Quantitative interpretability offers a clear path for network optimization [52]. It helps reveal hidden patterns in image data, enabling the design of more effective architectures. Based on the quantitative interpretability analysis, this study improves the backbone network by adding grayscale images to enhance feature representation, leading to a 2.3% increase in AP50 compared to the benchmark. This analysis confirms robustness within the conditions studied, while generalization across sites, seasons, and varieties remains an open question for the next work [53]. Understanding how the characteristics of the data affect the model’s behavior through quantitative interpretation helps identify performance bottlenecks and guide the design and improvement of future agricultural detection model architectures.

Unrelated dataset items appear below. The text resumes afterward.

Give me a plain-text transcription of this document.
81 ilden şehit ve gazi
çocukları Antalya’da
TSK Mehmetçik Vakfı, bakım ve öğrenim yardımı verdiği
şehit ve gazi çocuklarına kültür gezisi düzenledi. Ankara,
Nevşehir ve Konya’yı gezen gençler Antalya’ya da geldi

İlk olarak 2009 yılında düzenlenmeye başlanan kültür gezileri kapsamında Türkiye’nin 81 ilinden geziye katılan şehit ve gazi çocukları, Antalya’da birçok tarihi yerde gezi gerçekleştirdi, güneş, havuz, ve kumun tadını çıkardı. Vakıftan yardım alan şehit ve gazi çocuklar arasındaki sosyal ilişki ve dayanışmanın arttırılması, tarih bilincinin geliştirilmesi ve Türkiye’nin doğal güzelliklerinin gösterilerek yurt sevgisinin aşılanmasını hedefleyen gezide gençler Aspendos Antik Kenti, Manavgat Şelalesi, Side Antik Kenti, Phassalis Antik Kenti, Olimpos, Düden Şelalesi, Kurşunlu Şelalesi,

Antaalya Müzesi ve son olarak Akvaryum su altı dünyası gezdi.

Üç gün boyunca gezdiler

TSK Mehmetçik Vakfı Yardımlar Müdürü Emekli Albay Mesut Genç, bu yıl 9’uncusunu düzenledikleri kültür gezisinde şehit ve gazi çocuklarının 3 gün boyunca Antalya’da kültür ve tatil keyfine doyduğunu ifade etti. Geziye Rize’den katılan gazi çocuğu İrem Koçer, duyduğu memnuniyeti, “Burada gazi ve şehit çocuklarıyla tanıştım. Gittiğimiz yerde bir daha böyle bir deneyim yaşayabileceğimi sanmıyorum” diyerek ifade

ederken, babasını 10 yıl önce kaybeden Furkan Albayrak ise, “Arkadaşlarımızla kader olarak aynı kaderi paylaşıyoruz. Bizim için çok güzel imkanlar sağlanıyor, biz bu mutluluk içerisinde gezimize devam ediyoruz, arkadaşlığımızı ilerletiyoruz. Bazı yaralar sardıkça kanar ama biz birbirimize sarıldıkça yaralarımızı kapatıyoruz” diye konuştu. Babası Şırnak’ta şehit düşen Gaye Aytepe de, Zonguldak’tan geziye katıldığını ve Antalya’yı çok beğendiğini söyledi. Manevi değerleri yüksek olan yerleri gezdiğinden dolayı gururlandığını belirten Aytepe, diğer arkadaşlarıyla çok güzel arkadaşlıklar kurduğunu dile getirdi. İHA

4.2. Contribution of Texture and Color Features to Wheat Seedling Detection
Texture and color are key semantic features in image data, contributing to intraclass variability [54]. Deep learning models process these features differently across layers. Models learn mappings from input to output categories during training, automatically encoding key features. Texture and color are crucial for distinguishing seedlings from the background in wheat seedling detection. This study evaluated the contribution of each network layer after selectively removing texture or color features and reveals how these attributes influence model responses. The results indicate that removing either texture or color forces the network to rely more heavily on the remaining feature, leading to observable shifts in feature alignment. This suggests that these features significantly affect feature activation. Texture aids object classification, while color provides a strong visual cue, simplifying recognition and segmentation tasks [55]. Early layers in convolutional neural networks (CNNs) capture basic cues such as color and texture [56]. For wheat seedlings, the first two layers primarily extract simple features, such as edges or basic textures. These layers are less effective for color-based discrimination. In contrast, texture-based representations are spatially invariant and effectively capture local patterns [57]. As indicated by the IoU values (Table 1), early backbone layers exhibit higher semantic alignment with grayscale inputs, suggesting that structural cues play a more prominent role than chromatic information in initial feature extraction. Removing color further enhances its contribution (Figure 7). These findings underscore the importance of texture in CNN architectures. Feature extraction in these architectures progresses from local to global levels. Analyzing both local and global representations of texture and color highlights their spatial interaction in object recognition. Visualization of activation maps confirms that CNNs learn hierarchical representations, from low-level features to high-level semantics. This study used image processing techniques to isolate color and texture features, clarifying how these cues shape network decisions. CNNs identify wheat seedlings by correlating low-level features across spatial contexts. This emphasizes the importance of customizing architectures to seedling-specific visual traits.
Figure 7.
Distribution of IoU for wheat seedling detection at different layers of the backbone network: (a) average value, (b) minimum value, and (c) maximum value.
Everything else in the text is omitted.